Here’s my theory: most teenagers develop a heightened sense for sniffing out bullshit. They see the compromises their parents make, the hypocrisy, the settling. They see these adults no longer as heroes, but as tragic, small persons not even at the center of their own story.
Once these teenagers go to college, they have a new set of adult heroes to emulate, to look up to for wisdom, so much more savvy and less provincial than their parents, stuffed full of knowledge and happy to conjure poetry.
This relationship follows the same arc, just in a much more compressed, and often a quieter format. There are no slammed doors or “I hate you”’s, there are no tears. There is just, typically 2.5 or 3 years in, an awakening, a sniffing out of the same bullshit, the same stink of fear on a mentor. The realization the emperor has no clothes. A fall from the pedestal. The professor’s house is no longer exotic or a puzzle piece in constructing a full view, it is safe or slummy or pedantic.

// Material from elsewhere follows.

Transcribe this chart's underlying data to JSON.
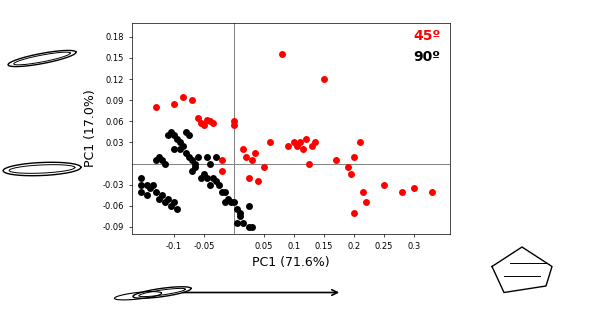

I have attempted to walk this balance, but I have come to a crossroads where I must hop off or grasp on so tightly that it will compromise who I am. I hope that I have been quick to acknowledge my trepidations, my failures, my too few answers and too many questions. I hope I have brought those forward to you, students, in a productive way. We are all making this up. I have worked hard to educate, not just to administer information, but to speak to your hearts as well as your minds, to the best, most earnest parts of you.
What does it make me if I encourage you to follow your path and chase after what is true, but sell my birthright for a hunk of bread and a bowl of stew? I cannot put both feet in, I will not be a tiny cog. I would not be able to continue to look you all in the eyes and teach the things I believe. This does not make me a hero. It feels as though the hero would find a way to do both, to stick it out, overcome, beat the system. This is not that story. As absurd as it sounds, stepping away from the regular paycheck into something completely unknown for me and my family is terrifying. And I don’t know if I will succeed, but I’ve got to try.
I carry many of you in my heart. I cannot tell you how deeply it grieves me to leave, but it wouldn’t serve you well if I stayed.
How do we have different connotations for “sold out” and “sell out”? For the artist, are the two not the same?